We record these facts—1st. That we may adore that mercy which, by a timely interposition, rescued the future author of the Task from such impending ruin:—2ndly, To show that scenes of gaiety and dissipation, however enlivened by flashes of wit, and distinguished by literary superiority, are perilous to character, health, and fortune; and that the talents, which, if beneficially employed, might have led to happiness and honour, when perverted to unworthy ends, often lead prematurely to the grave, or render the past painful in the retrospect, and the future the subject of fearful anticipation and alarm.
Happily, Cowper escaped from this vortex of misery and ruin. His juvenile poems discover a contemplative spirit, and a mind early impressed with sentiments of piety. In proof of this assertion, we select a few stanzas from an ode written, when he was very young, on reading Sir Charles Grandison.
To rescue from the tyrant's sword
The oppress'd;—unseen, and unimplor'd,
To cheer the face of woe;
From lawless insult to defend
An orphan's right—a fallen friend,
And a forgiven foe:
These, these, distinguish from the crowd,
And these alone, the great and good,
The guardians of mankind.
Whose bosoms with these virtues heave,
Oh! with what matchless speed, they leave
The multitude behind!
Then ask ye from what cause on earth
Virtues like these derive their birth?
Derived from Heaven alone,
Full on that favour'd breast they shine,
Where faith and resignation join
To call the blessing down.
Such is that heart:—but while the Muse
Thy theme, O Richardson, pursues,
Her feebler spirits faint:
She cannot reach, and would not wrong,
That subject for an angel's song,
The hero, and the saint.
His early turn to moralize on the slightest occasion will appear from the following verses, which he wrote at the age of eighteen; and in which those who love to trace the rise and progress of genius will, I think, be pleased to remark the very promising seeds of those peculiar powers, which unfolded themselves in the richest maturity at a remoter period, and rendered that beautiful and sublime poem, The Task, the most instructive and interesting of modern compositions.

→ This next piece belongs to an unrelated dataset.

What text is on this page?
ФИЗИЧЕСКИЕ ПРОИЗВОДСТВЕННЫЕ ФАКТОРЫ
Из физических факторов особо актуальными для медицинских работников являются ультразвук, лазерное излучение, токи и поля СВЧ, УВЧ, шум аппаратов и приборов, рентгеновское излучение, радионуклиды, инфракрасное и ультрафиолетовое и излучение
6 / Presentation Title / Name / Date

Young as the poet was when he produced the following lines, we may observe that he had probably been four years in the habit of writing English verse, as he has said in one of his letters, that he began his poetical career at the age of fourteen, by translating an elegy of Tibullus. I have reason to believe that he wrote many poems in his early life; and the singular merit of this juvenile composition is sufficient to make the friends of genius regret that an excess of diffidence prevented him from preserving the poetry of his youth.
VERSES,
WRITTEN AT BATH, ON FINDING THE HEEL OF A SHOE, 1748.
Fortune! I thank thee: gentle goddess! thanks!
Not that my Muse, though bashful, shall deny
She would have thank'd thee rather hadst thou cast
A treasure in her way; for neither meed
Of early breakfast, to dispel the fumes
And bowel-racking pains of emptiness,
Nor noon-tide feast, nor evening's cool repast,
Hopes she from this—presumptuous, tho', perhaps,
The cobbler, leather-carving artist, might.
Nathless she thanks thee, and accepts thy boon
Whatever, not as erst the fabled cock,
Vain-glorious fool! unknowing what he found,
Spurn'd the rich gem thou gav'st him. Wherefore ah!
Why not on me that favour (worthier sure)
Conferr'dst thou, goddess? Thou art blind, thou say'st;
Enough—thy blindness shall excuse the deed.
Nor does my Muse no benefit exhale
From this thy scant indulgence!—even here,
Hints, worthy sage philosophy, are found;
Illustrious hints, to moralize my song!
This pond'rous heel of perforated hide
Compact, with pegs indented, many a row,
Haply—for such its massy form bespeaks—
The weighty tread of some rude peasant clown
Upbore: on this supported, oft he stretch'd,
With uncouth strides along the furrow'd glebe,
Flatt'ning the stubborn clod, 'till cruel time,
(What will not cruel time?) on a wry step,
Sever'd the strict cohesion; when, alas!